Thứ Tư, 1 tháng 2, 2017

Coursera - Software Security - Week 1
1. Three of the following are classic security properties:

  • Confidentiality
  • Integrity
  • Availability
2. Morris Worm is the first Buffer Overflow Attack.
3. The stack is memory for storing Local Variables
4. Why is it that the compiler does not know the absolute address of a local variable?
  • As a stack-allocated variable, it could have different addresses depending on who called the function
5. When does a buffer overflow occur?
  • When a pointer is used to access memory not allocated to it 
6. How does a buffer overflow on the stack facilitate running attacker-injected code?

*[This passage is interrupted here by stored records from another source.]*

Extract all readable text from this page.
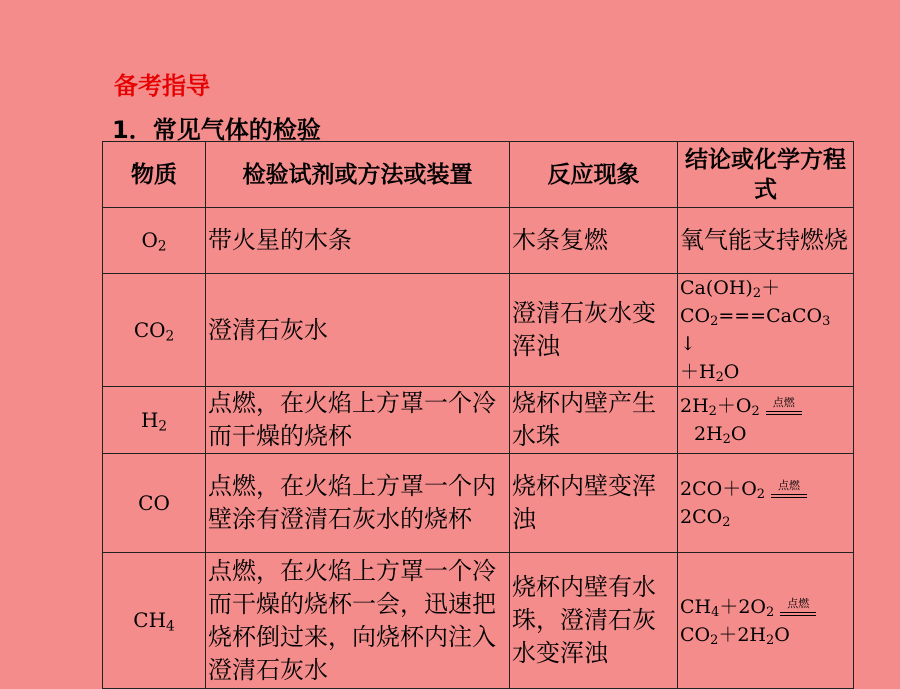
备考指导
1．常见气体的检验
物质	检验试剂或方法或装置	反应现象	结论或化学方程式
$O_2$	带火星的木条	木条复燃	氧气能支持燃烧
$CO_2$	澄清石灰水	澄清石灰水变浑浊	$Ca(OH)_2+$
$CO_2===CaCO_3$ ↓
$+H_2O$

$H_2$	点燃，在火焰上方罩一个冷而干燥的烧杯	烧杯内壁产生水珠	$2H_2+O_2$ 点燃
$2H_2O$

CO	点燃，在火焰上方罩一个内壁涂有澄清石灰水的烧杯	烧杯内壁变浑浊	$2CO+O_2$ 点燃
$2CO_2$

$CH_4$	点燃，在火焰上方罩一个冷而干燥的烧杯一会，迅速把烧杯倒过来，向烧杯内注入澄清石灰水	烧杯内壁有水珠，澄清石灰水变浑浊	$CH_4+2O_2$ 点燃
$CO_2+2H_2O$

  • By overwriting the return address to point to the location of that code
7. Nop Sled: It is a sequence of nops preceding injected shellcode, useful when the return address is unknown. The sequence nop instructs "sleds" the instruction pointer to the actual attacker code of interest
8. Exploitation of the Heartbleed bug permits a read outside bounds of a buffer.
9. Anti-virus scanners would not have found an exploitation of Heartbleed because
Anti-virus scanners tend to look for viruses and other malicious code, but Heartbleed exploits steal secrets without injecting any code
10. An integer overflow occurs when an integer is used to access a buffer outside of the buffer's bounds.